Le tre categorie principali includono: Push-Wipes (la nuova immagine spinge via la vecchia), Reveal-Wipes (la nuova immagine viene rivelata) e Split-Wipes (entrambe le immagini si muovono).
Storia e Sviluppo
Georges Méliès utilizzò già nel 1902 primitive tendine tramite coperture davanti alla cinepresa. La perfezione tecnica delle tendine fu raggiunta negli anni '30 da Linwood Dunn alla RKO, che rivoluzionò lo stampatore ottico. Orson Welles utilizzò nel 1941 in "Quarto Potere" 174 diverse transizioni, incluse spettacolari combinazioni di tendine.
La saga di Star Wars a partire dal 1977 rese popolari le tendine come mezzo stilistico consapevole dell'estetica pulp - George Lucas utilizzò oltre 60 tendine come omaggio ai serial degli anni '30. Con Avid (1989) e i sistemi di montaggio digitali, le complesse tendine divennero accessibili a tutte le produzioni.
Uso Pratico nel Film
Le tendine segnalano solitamente significativi cambi di tempo o luogo.
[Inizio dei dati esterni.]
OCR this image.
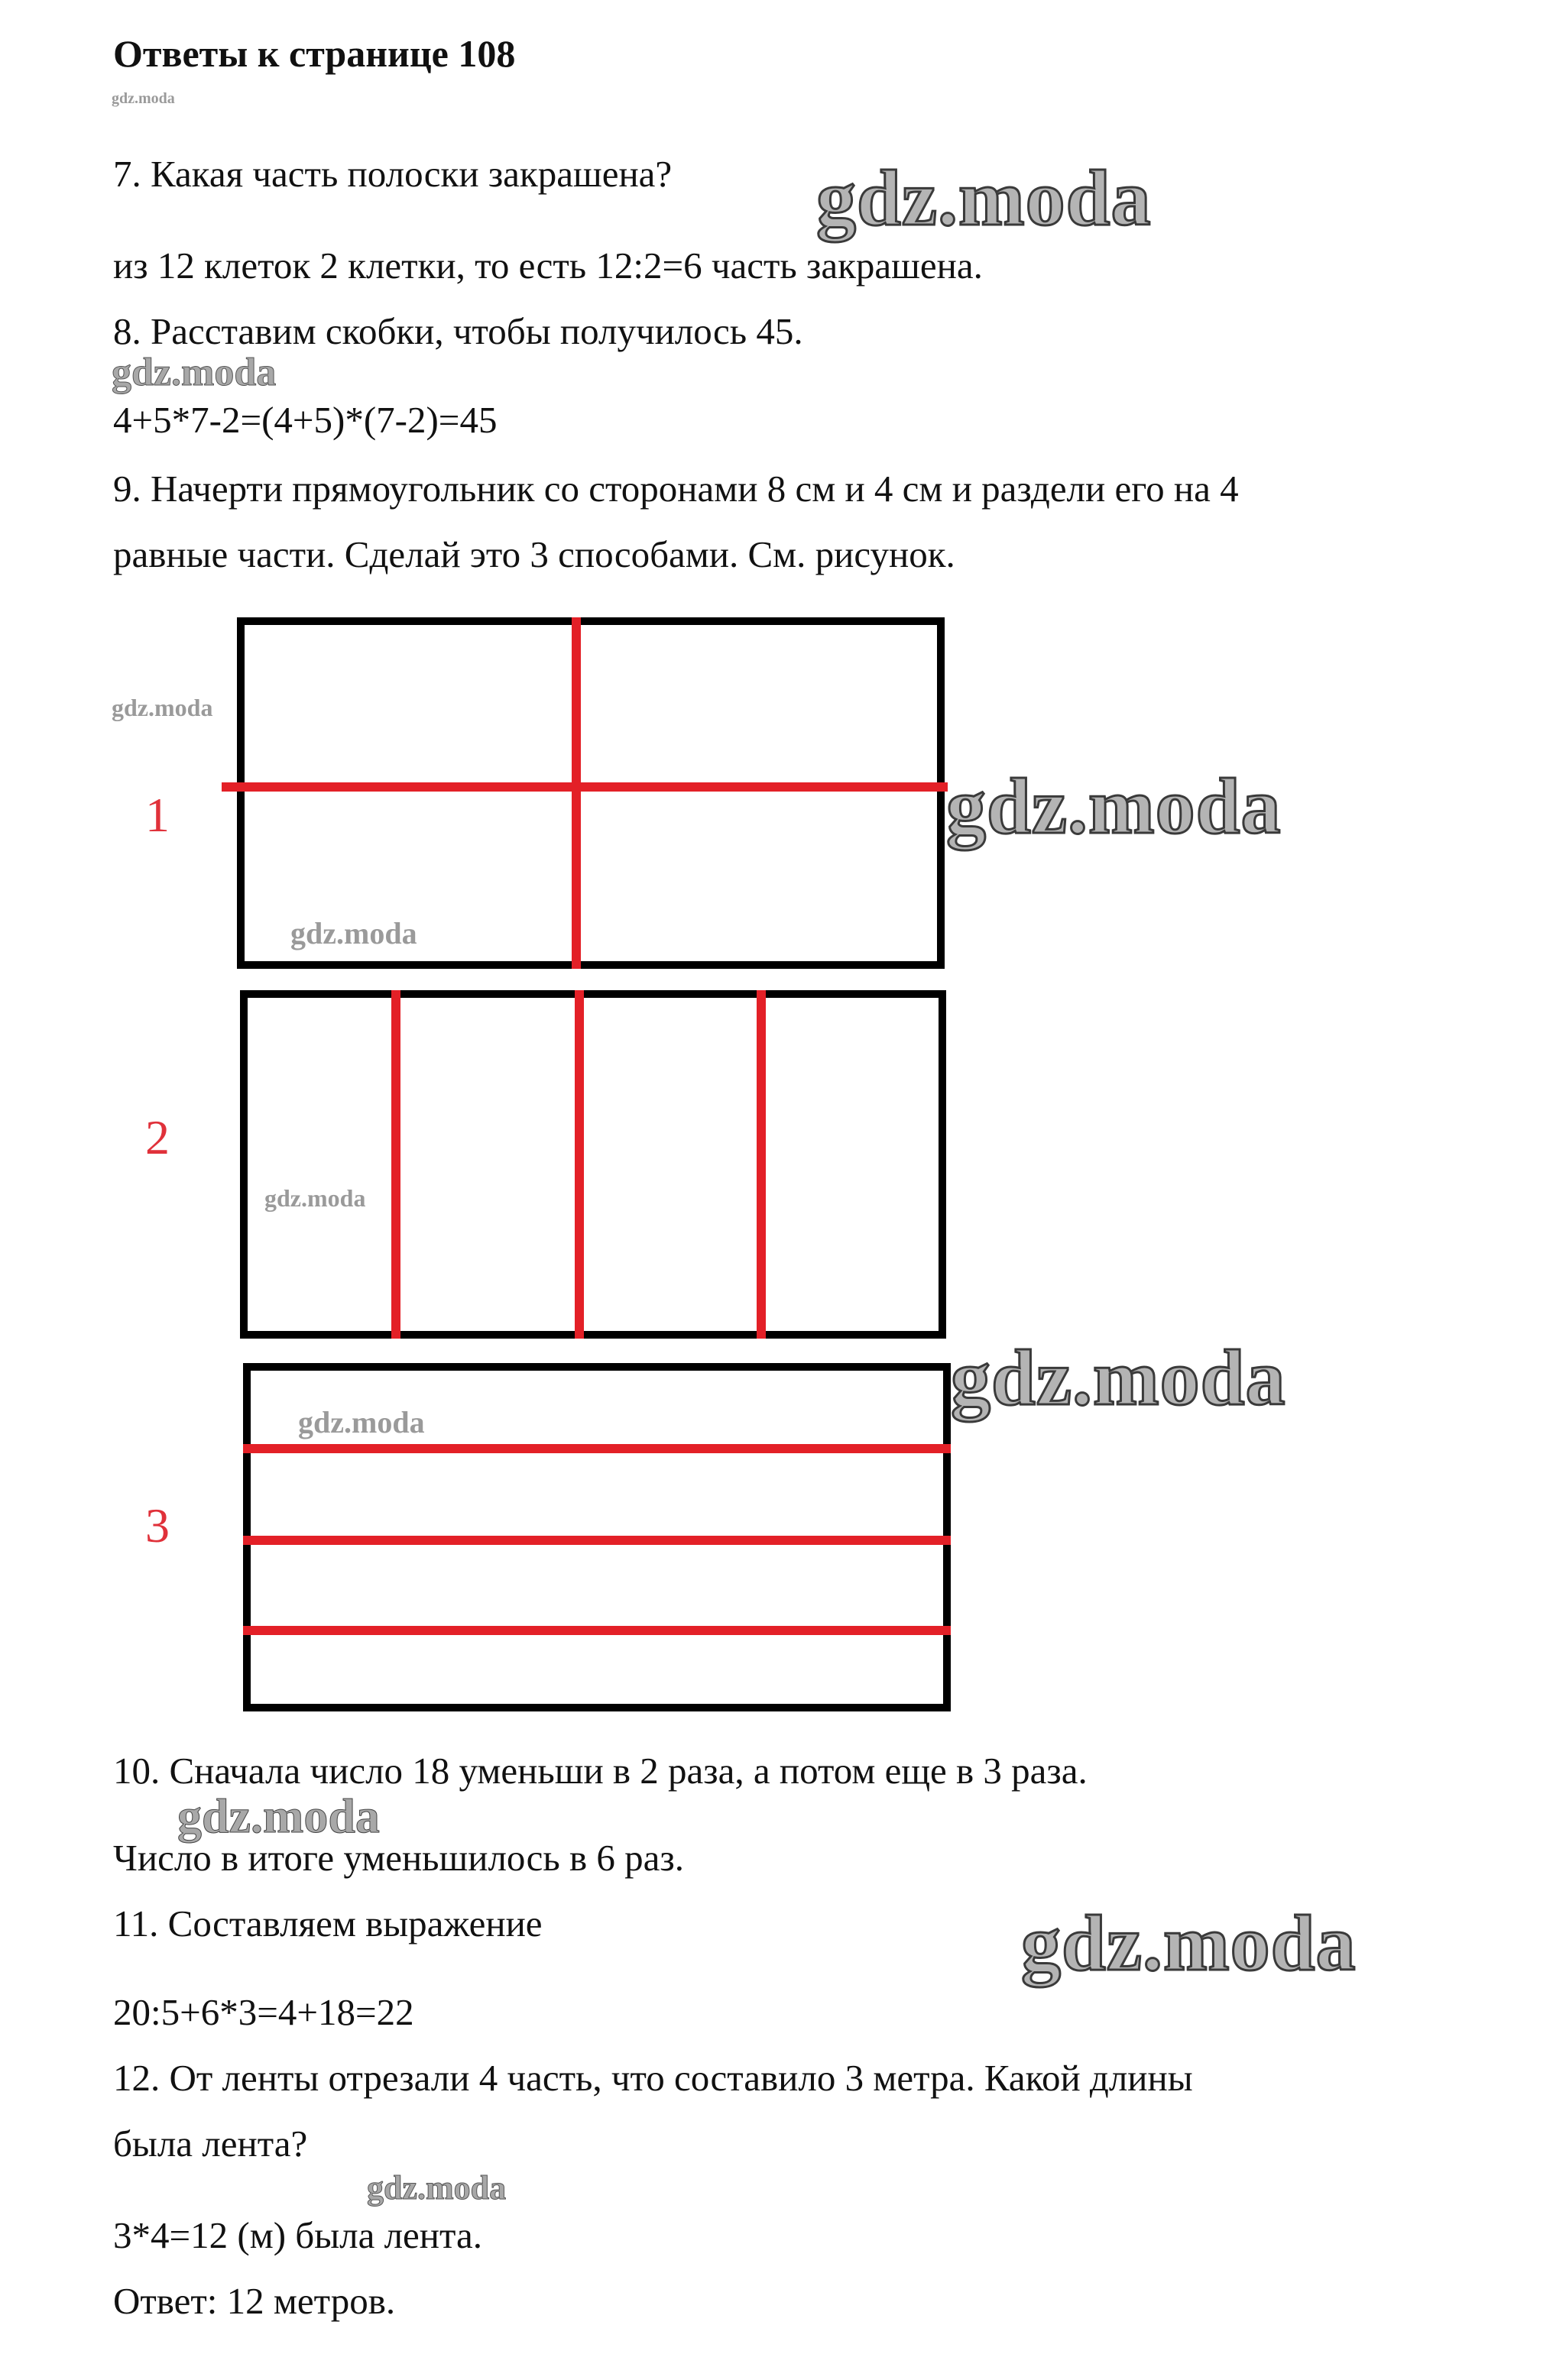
Ответы к странице 108
gdz.moda
7. Какая часть полоски закрашена? gdz.moda
из 12 клеток 2 клетки, то есть 12:2=6 часть закрашена.
8. Расставим скобки, чтобы получилось 45.
gdz.moda
4+5*7-2=(4+5)*(7-2)=45
9. Начерти прямоугольник со сторонами 8 см и 4 см и раздели его на 4
равные части. Сделай это 3 способами. См. рисунок.
1
gdz.moda
gdz.moda
gdz.moda
2
gdz.moda
3
gdz.moda
gdz.moda
10. Сначала число 18 уменьши в 2 раза, а потом еще в 3 раза.
gdz.moda
Число в итоге уменьшилось в 6 раз.
11. Составляем выражение	gdz.moda
20:5+6*3=4+18=22
12. От ленты отрезали 4 часть, что составило 3 метра. Какой длины
была лента?
gdz.moda
3*4=12 (м) была лента.
Ответ: 12 метров.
Akira Kurosawa utilizzò in "Yojimbo" (1961) tendine orizzontali per epici passaggi di paesaggio. Brian De Palma perfezionò in "Carrie - Lo Sguardo di Satana" (1976) la tendina split-screen per azioni simultanee.
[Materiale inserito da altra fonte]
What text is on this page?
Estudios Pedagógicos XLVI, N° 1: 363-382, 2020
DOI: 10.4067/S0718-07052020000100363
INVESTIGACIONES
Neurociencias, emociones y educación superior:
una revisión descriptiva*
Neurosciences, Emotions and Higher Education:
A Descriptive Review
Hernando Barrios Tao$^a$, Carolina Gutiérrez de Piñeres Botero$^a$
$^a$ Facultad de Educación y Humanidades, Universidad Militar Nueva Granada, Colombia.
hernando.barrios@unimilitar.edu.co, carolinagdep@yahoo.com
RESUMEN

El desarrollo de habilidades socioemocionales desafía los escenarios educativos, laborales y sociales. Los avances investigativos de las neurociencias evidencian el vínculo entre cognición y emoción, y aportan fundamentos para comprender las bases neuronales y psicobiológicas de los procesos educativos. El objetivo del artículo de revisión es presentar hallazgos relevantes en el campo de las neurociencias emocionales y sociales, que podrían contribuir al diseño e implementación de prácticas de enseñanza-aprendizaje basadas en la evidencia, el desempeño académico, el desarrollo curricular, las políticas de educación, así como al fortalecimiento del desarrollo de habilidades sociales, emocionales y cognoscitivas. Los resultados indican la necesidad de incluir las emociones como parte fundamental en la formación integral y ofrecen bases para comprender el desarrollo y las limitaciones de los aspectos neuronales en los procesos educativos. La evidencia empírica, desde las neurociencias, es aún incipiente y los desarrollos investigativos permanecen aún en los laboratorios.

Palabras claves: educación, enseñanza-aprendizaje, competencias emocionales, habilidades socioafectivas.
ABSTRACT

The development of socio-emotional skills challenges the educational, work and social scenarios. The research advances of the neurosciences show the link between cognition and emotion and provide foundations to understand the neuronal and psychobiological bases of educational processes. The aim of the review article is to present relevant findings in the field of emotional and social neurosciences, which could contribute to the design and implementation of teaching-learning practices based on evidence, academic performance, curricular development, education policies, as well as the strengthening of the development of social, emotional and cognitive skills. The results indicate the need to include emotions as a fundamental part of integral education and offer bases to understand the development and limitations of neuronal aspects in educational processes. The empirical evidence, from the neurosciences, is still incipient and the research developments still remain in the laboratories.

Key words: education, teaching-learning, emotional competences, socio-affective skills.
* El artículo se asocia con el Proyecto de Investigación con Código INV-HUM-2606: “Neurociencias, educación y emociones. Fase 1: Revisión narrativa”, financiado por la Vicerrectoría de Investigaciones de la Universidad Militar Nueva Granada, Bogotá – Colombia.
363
Nel flusso di lavoro digitale, le tendine vengono inserite nella fase di montaggio di precisione, ma richiedono handles di almeno 1-2 secondi per inquadratura. Il tempo di rendering aumenta per complesse tendine 3D da 8 a 15 volte rispetto ai tagli netti.
Confronto e Alternative
Le tendine si differenziano dalle dissolvenze per il loro bordo di separazione netto e dai morph per l'assenza di deformazione dell'immagine. Mentre le dissolvenze suggeriscono continuità, le tendine enfatizzano la rottura tra le scene.
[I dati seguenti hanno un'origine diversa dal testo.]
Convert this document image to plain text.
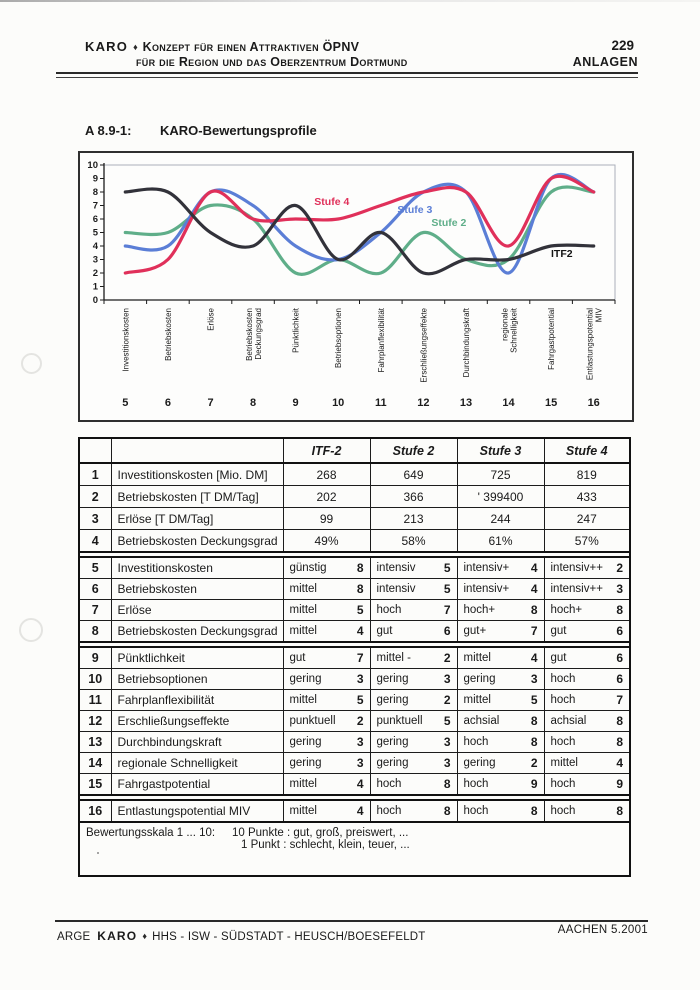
KARO ♦ Konzept für einen Attraktiven ÖPNV
für die Region und das Oberzentrum Dortmund
229
ANLAGEN
A 8.9-1: KARO-Bewertungsprofile
0
1
2
3
4
5
6
7
8
9
10
Investitionskosten	Betriebskosten	Erlöse	BetriebskostenDeckungsgrad	Pünktlichkeit	Betriebsoptionen	Fahrplanflexibilität	Erschließungseffekte	Durchbindungskraft	regionaleSchnelligkeit	Fahrgastpotential	EntlastungspotentialMIV
5	6	7	8	9	10	11	12	13	14	15	16
Stufe 4
Stufe 3
Stufe 2
ITF2
		ITF-2	Stufe 2	Stufe 3	Stufe 4
1	Investitionskosten [Mio. DM]	268	649	725	819
2	Betriebskosten [T DM/Tag]	202	366	' 399400	433
3	Erlöse [T DM/Tag]	99	213	244	247
4	Betriebskosten Deckungsgrad	49%	58%	61%	57%

5	Investitionskosten	günstig 8	intensiv 5	intensiv+ 4	intensiv++ 2

6	Betriebskosten	mittel 8	intensiv 5	intensiv+ 4	intensiv++ 3

7	Erlöse	mittel 5	hoch 7	hoch+ 8	hoch+ 8

8	Betriebskosten Deckungsgrad	mittel 4	gut 6	gut+ 7	gut 6

9	Pünktlichkeit	gut 7	mittel - 2	mittel 4	gut 6

10	Betriebsoptionen	gering 3	gering 3	gering 3	hoch 6

11	Fahrplanflexibilität	mittel 5	gering 2	mittel 5	hoch 7

12	Erschließungseffekte	punktuell 2	punktuell 5	achsial 8	achsial 8

13	Durchbindungskraft	gering 3	gering 3	hoch 8	hoch 8

14	regionale Schnelligkeit	gering 3	gering 3	gering 2	mittel 4

15	Fahrgastpotential	mittel 4	hoch 8	hoch 9	hoch 9

16	Entlastungspotential MIV	mittel 4	hoch 8	hoch 8	hoch 8

Bewertungsskala 1 ... 10: 10 Punkte : gut, groß, preiswert, ...
1 Punkt : schlecht, klein, teuer, ...					
ARGE KARO ♦ HHS - ISW - SÜDSTADT - HEUSCH/BOESEFELDT
AACHEN 5.2001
Nel montaggio moderno, le tendine vistose sono considerate antiquate - tranne che per una deliberata estetica retrò o film di genere. Sottili tendine come Lens Whips o movimenti di macchina motivati sostituiscono oggi spesso le classiche forme geometriche. Motion graphics e software di compositing consentono transizioni fluide che combinano principi di tendina con movimenti naturali.